Une demeure seigneuriale au village

 

         Rue Royale, puis rue du Marc et actuellement rue Victor Hugo au numéro 6, une charmante propriété tricentenaire que l'on nomme "Château de Ludes" semble avoir défié le temps.

         Un sympathique passage couvert conduit à une vaste cour bien éclairée, entourée de communs. Sur la gauche, un pigeonnier surplombe les anciennes écuries et remises. A droite un adorable puits sur parterre de fleurs fait face à la majestueuse maison de maître flanquée d'une tour.
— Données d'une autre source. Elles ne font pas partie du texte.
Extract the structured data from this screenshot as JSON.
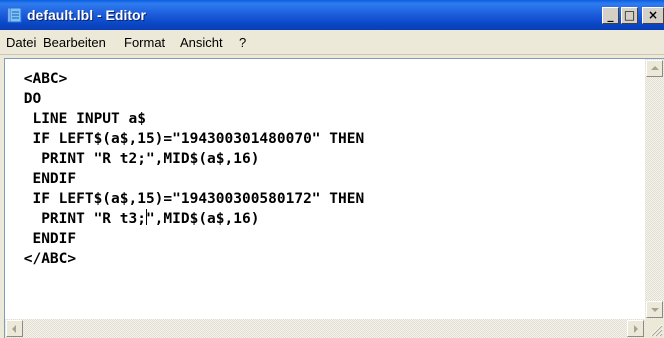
{
  "window": {
    "title": "default.lbl - Editor",
    "icon": "notepad-icon",
    "buttons": {
      "minimize": "_",
      "maximize": "□",
      "close": "×"
    }
  },
  "menubar": {
    "items": [
      "Datei",
      "Bearbeiten",
      "Format",
      "Ansicht",
      "?"
    ]
  },
  "editor": {
    "lines": [
      " <ABC>",
      " DO",
      "  LINE INPUT a$",
      "  IF LEFT$(a$,15)=\"194300301480070\" THEN",
      "   PRINT \"R t2;\",MID$(a$,16)",
      "  ENDIF",
      "  IF LEFT$(a$,15)=\"194300300580172\" THEN",
      "   PRINT \"R t3;",
      "\",MID$(a$,16)",
      "  ENDIF",
      " </ABC>"
    ]
  },
  "colors": {
    "titlebar": "#0b49c8",
    "window_face": "#ece9d8",
    "editor_bg": "#ffffff",
    "text": "#000000"
  }
}
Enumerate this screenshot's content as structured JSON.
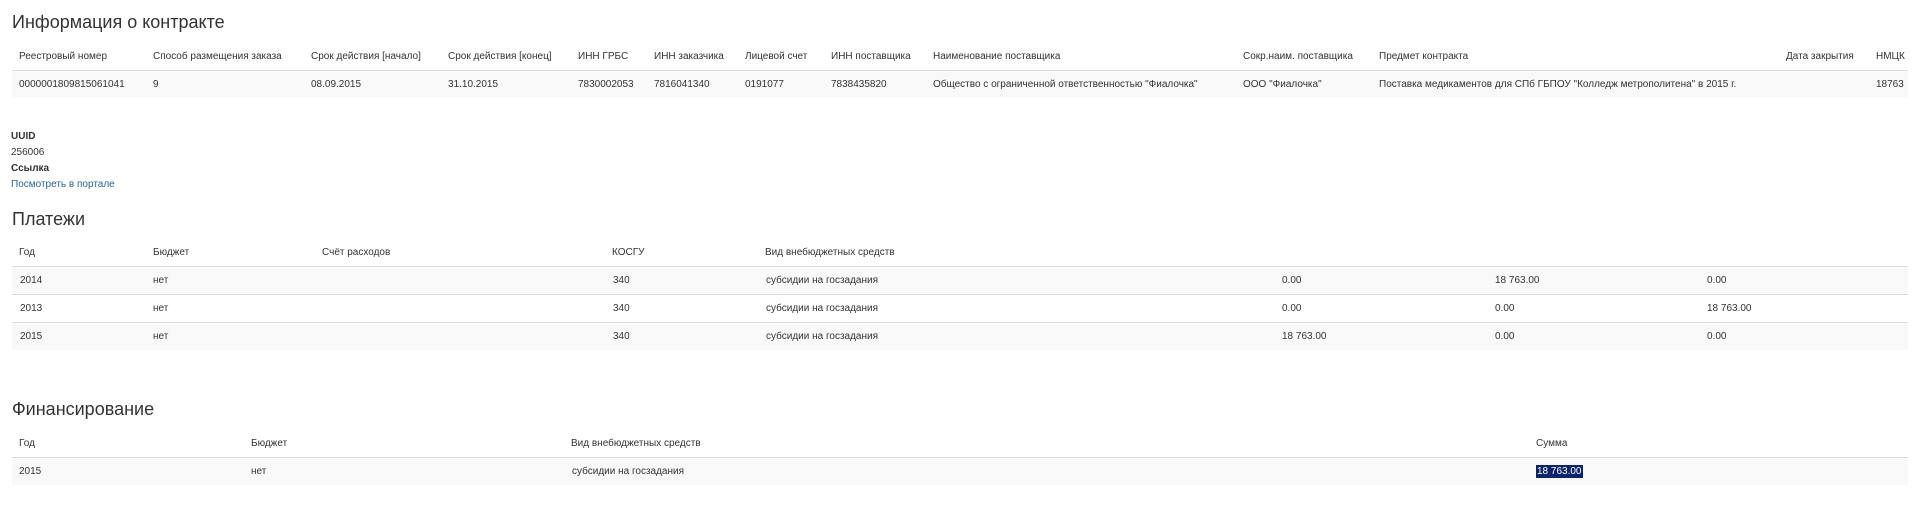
{
  "contract": {
    "title": "Информация о контракте",
    "headers": [
      "Реестровый номер",
      "Способ размещения заказа",
      "Срок действия [начало]",
      "Срок действия [конец]",
      "ИНН ГРБС",
      "ИНН заказчика",
      "Лицевой счет",
      "ИНН поставщика",
      "Наименование поставщика",
      "Сокр.наим. поставщика",
      "Предмет контракта",
      "Дата закрытия",
      "НМЦК"
    ],
    "row": [
      "0000001809815061041",
      "9",
      "08.09.2015",
      "31.10.2015",
      "7830002053",
      "7816041340",
      "0191077",
      "7838435820",
      "Общество с ограниченной ответственностью \"Фиалочка\"",
      "ООО \"Фиалочка\"",
      "Поставка медикаментов для СПб ГБПОУ \"Колледж метрополитена\" в 2015 г.",
      "",
      "18763"
    ]
  },
  "meta": {
    "uuid_label": "UUID",
    "uuid_value": "256006",
    "link_label": "Ссылка",
    "link_text": "Посмотреть в портале"
  },
  "payments": {
    "title": "Платежи",
    "headers": [
      "Год",
      "Бюджет",
      "Счёт расходов",
      "КОСГУ",
      "Вид внебюджетных средств",
      "",
      "",
      ""
    ],
    "rows": [
      [
        "2014",
        "нет",
        "",
        "340",
        "субсидии на госзадания",
        "0.00",
        "18 763.00",
        "0.00"
      ],
      [
        "2013",
        "нет",
        "",
        "340",
        "субсидии на госзадания",
        "0.00",
        "0.00",
        "18 763.00"
      ],
      [
        "2015",
        "нет",
        "",
        "340",
        "субсидии на госзадания",
        "18 763.00",
        "0.00",
        "0.00"
      ]
    ]
  },
  "financing": {
    "title": "Финансирование",
    "headers": [
      "Год",
      "Бюджет",
      "Вид внебюджетных средств",
      "Сумма"
    ],
    "rows": [
      [
        "2015",
        "нет",
        "субсидии на госзадания",
        "18 763.00"
      ]
    ]
  }
}
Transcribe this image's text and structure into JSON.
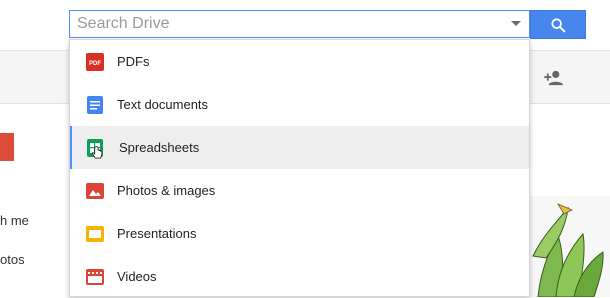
{
  "search": {
    "placeholder": "Search Drive"
  },
  "dropdown": {
    "items": [
      {
        "label": "PDFs",
        "icon": "pdf-icon",
        "color": "#d93025"
      },
      {
        "label": "Text documents",
        "icon": "document-icon",
        "color": "#4285f4"
      },
      {
        "label": "Spreadsheets",
        "icon": "spreadsheet-icon",
        "color": "#0f9d58",
        "state": "hovered"
      },
      {
        "label": "Photos & images",
        "icon": "image-icon",
        "color": "#db4437"
      },
      {
        "label": "Presentations",
        "icon": "presentation-icon",
        "color": "#f4b400"
      },
      {
        "label": "Videos",
        "icon": "video-icon",
        "color": "#db4437"
      }
    ]
  },
  "sidebar": {
    "items": [
      "h me",
      "otos"
    ]
  },
  "colors": {
    "accent": "#4787ed",
    "new_button": "#dd4b39"
  }
}
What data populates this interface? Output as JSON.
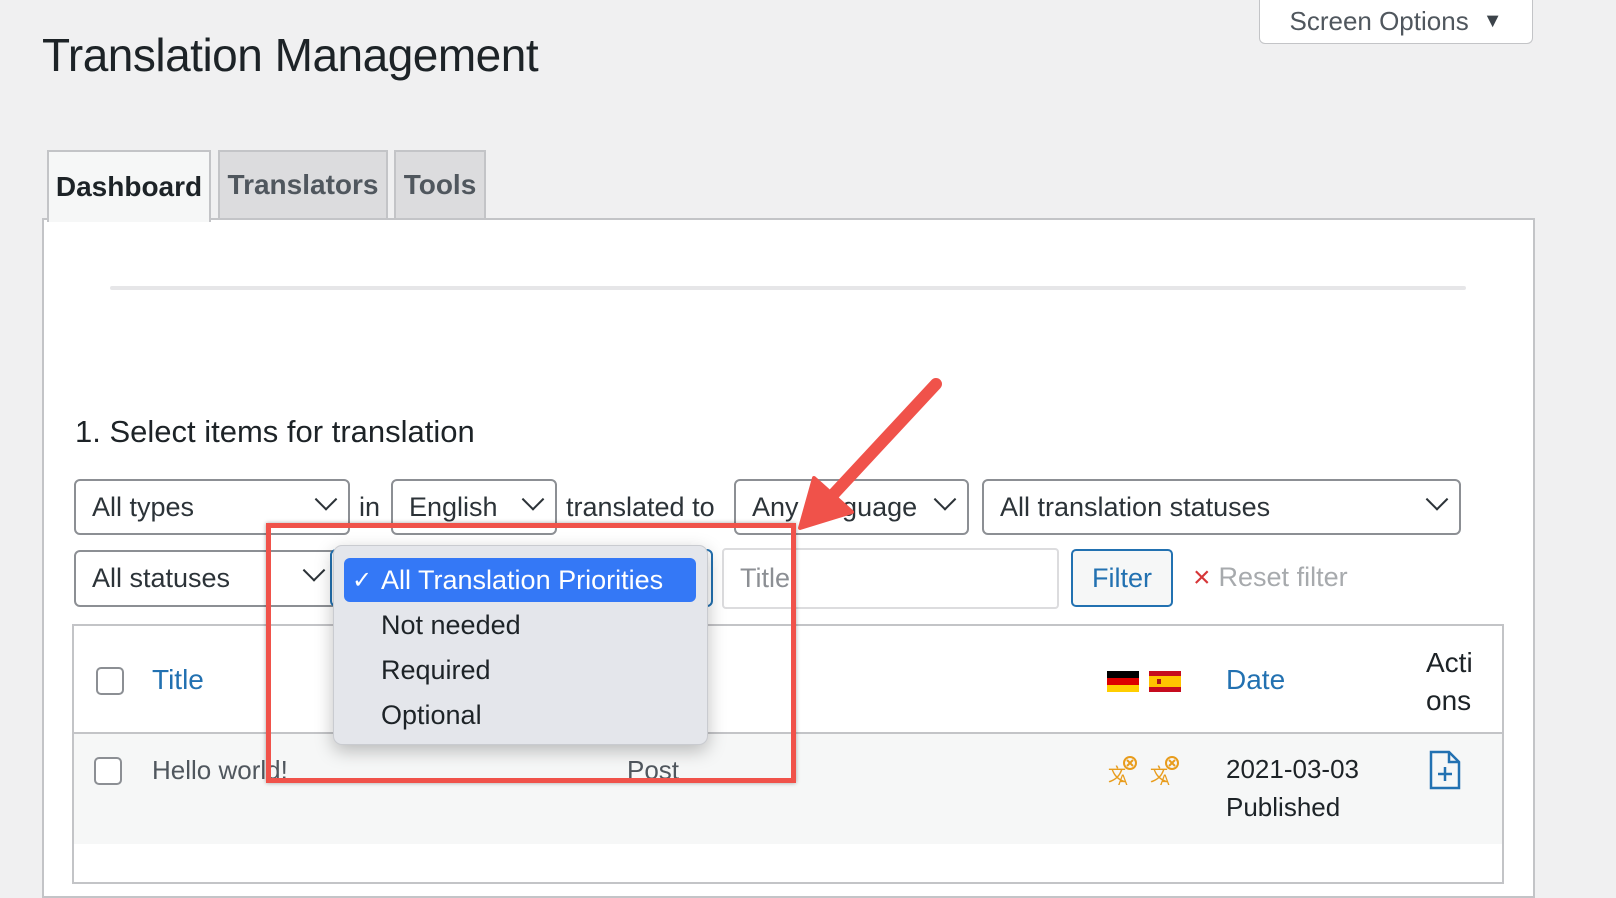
{
  "header": {
    "title": "Translation Management",
    "screen_options": "Screen Options",
    "screen_options_icon": "triangle-down-icon"
  },
  "tabs": [
    {
      "label": "Dashboard",
      "active": true
    },
    {
      "label": "Translators",
      "active": false
    },
    {
      "label": "Tools",
      "active": false
    }
  ],
  "section": {
    "heading": "1. Select items for translation"
  },
  "filters": {
    "type_select": "All types",
    "in_label": "in",
    "source_language": "English",
    "translated_to_label": "translated to",
    "target_language": "Any language",
    "translation_status": "All translation statuses",
    "post_status": "All statuses",
    "title_placeholder": "Title",
    "filter_button": "Filter",
    "reset_filter": "Reset filter"
  },
  "priority_dropdown": {
    "options": [
      {
        "label": "All Translation Priorities",
        "selected": true
      },
      {
        "label": "Not needed",
        "selected": false
      },
      {
        "label": "Required",
        "selected": false
      },
      {
        "label": "Optional",
        "selected": false
      }
    ],
    "check_glyph": "✓"
  },
  "table": {
    "columns": {
      "title": "Title",
      "date": "Date",
      "actions": "Actions"
    },
    "flags": [
      "German",
      "Spanish"
    ],
    "rows": [
      {
        "title": "Hello world!",
        "type": "Post",
        "date": "2021-03-03",
        "status": "Published"
      }
    ]
  },
  "colors": {
    "accent": "#2271b1",
    "annotation": "#f0524a",
    "dropdown_selected": "#3478f6",
    "translate_icon": "#e89c1c"
  }
}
C'est un grand bâtiment rectangulaire élevé d'un étage, avec plusieurs ouvertures blanches en façade que vient colorer une vigne vierge. A l'arrière-plan un gigantesque cèdre du Liban vient caresser de son panache le toit d'ardoises à forte pente. Un spacieux jardin d'agrément aux essences variées, où trône un beau tulipier, enchante l'ensemble. Un potager fertile et sa serre touchent à une gentilhommière. Le tout est entouré de murs et contient 87 ares.

         Amoureusement conservée, et sans souci de coquetterie, cette grande dame nous livre volontiers son âge par une pierre gravée sur son mur d'enceinte : 1672.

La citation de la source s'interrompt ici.